Já ouvi muitos jovens dizerem coisas como “Preciso mudar de emprego, não estou aprendendo mais nada aqui.” Se você está na mesma empresa por 10 anos, certamente já passou da hora. No primeiro, segundo ano? É uma enorme bobagem. Não é a empresa que não tem nada a lhe ensinar, é você que não quer aprender. Um programador, por exemplo, não tem como única atribuição “programar”. Em agosto de 2013 escrevi que a coisa mais difícil para um Engenheiro de Software é entender que problemas de software muitas vezes não encontram soluções em software. Aprender a negociar, se comunicar de forma que os outros entendam, saber gerenciar expectativas, como trabalhar em equipes, como convencer os outros de que suas idéias são boas.
Ou seja, muitas coisas que nada tem a ver com código.

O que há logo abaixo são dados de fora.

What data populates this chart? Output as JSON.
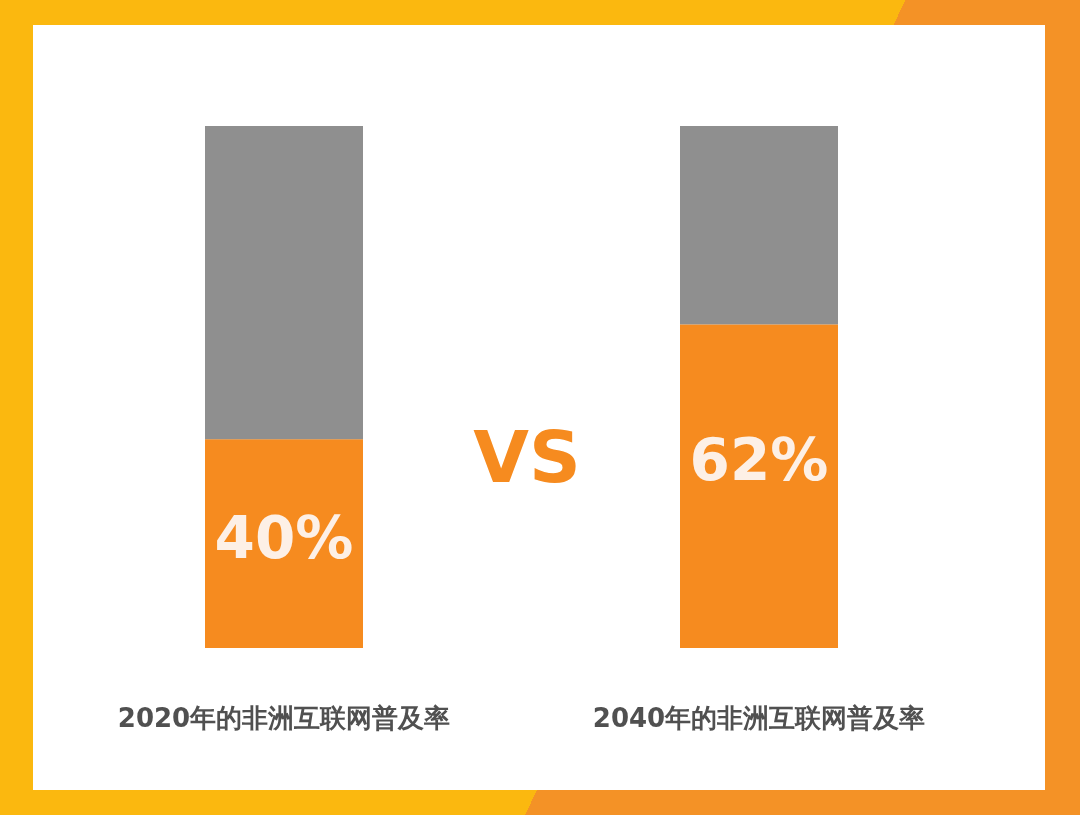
{
  "chart_data": {
    "type": "bar",
    "stacked": true,
    "categories": [
      "2020年的非洲互联网普及率",
      "2040年的非洲互联网普及率"
    ],
    "series": [
      {
        "color": "#f68b1f",
        "values": [
          40,
          62
        ],
        "value_labels": [
          "40%",
          "62%"
        ]
      },
      {
        "color": "#8f8f8f",
        "values": [
          60,
          38
        ]
      }
    ],
    "ylim": [
      0,
      100
    ],
    "tick_labels": "x",
    "annotations": [
      "VS"
    ]
  }
}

E isso vale pra qualquer profissão, seja você um designer, um escritor, um cozinheiro, ou mesmo um piloto de corrida. Todos precisam aprender e praticar essas capacidades se quiserem crescer.
Existem algumas frases-feitas repetidas a esmo como “Não vale a pena viver o sonho de outros sendo funcionário em uma empresa”. De fato, se o pensamento é esse, melhor pedir demissão. Uma empresa não é uma caridade, ela existe para ter lucro, não para ser babá de funcionário. E a menos que estejamos falando de uma organização sem fins lucrativos, nenhum funcionário está trabalhando como voluntário não-remunerado. Entre empresa e funcionário existe um contrato de trabalho. Ambos concordaram com os termos, se não concorda, não aceite. Se aceitou, cumpra. Se acha que a situação mudou, renegocie. E renegociar significa uma opção: a empresa pode rejeitar. Se não está satisfeito, peça demissão, cumpra os termos até o fim e saia como qualquer bom profissional. Abandonar uma posição, como descrito no blog, é uma quebra de contrato unilateral. Está errado.
Você tem diversos motivos para estar num emprego: tem o salário para pagar suas contas no fim do mês – assumindo que já tomou vergonha na cara e parou de parasitar papai e mamãe. Mas tem o aprendizado: você tem a oportunidade de estar sendo pago não só para cumprir suas responsabilidades mas explorar muito mais que as empresas estabelecidas já aprenderam e você pode absorver “de graça”. Cada crítica negativa que você recebe, cada reclamação, é uma chance de aprimorar algo que você nem sabia que não tinha. “No pain, no gain.”
O próprio fato de você achar dificuldade em encontrar outra empresa que o contrate demonstra que ainda lhe falta capacidades. Outra frase comum de ouvir é “Eu faria mais, mas ninguém me dá uma chance (ou me paga mais).” Se já se ouviu dizendo isso, você ainda tem muito a aprender. E até mesmo para ser um empreendedor essa é a coisa mais básica: ninguém nunca vai lhe dar qualquer coisa de graça, tudo é uma troca voluntária para mútuo benefício. Se não há benefício, não tem negócio.
E vou lhes dizer qual é o pior lugar do mundo para se aprender tudo isso: na sua própria primeira empresa. O resultado mais comum quando alguém totalmente inexperiente resolve abrir sua própria empresa? É se tornar exatamente o tipo de chefe que foi descrito, segundo o autor do blog que trabalhou na Apple.
PS: existem diversas formas do autor do blog ter resolvido seu problema interno. Uma empresa do tamanho da Apple, com mais de 80 mil funcionários, certamente tem não um, mas diversos caminhos para resolver problemas. Não saber encontrá-los só demonstra que ainda falta muito a aprender. Afinal, quem tem boca vai a Roma.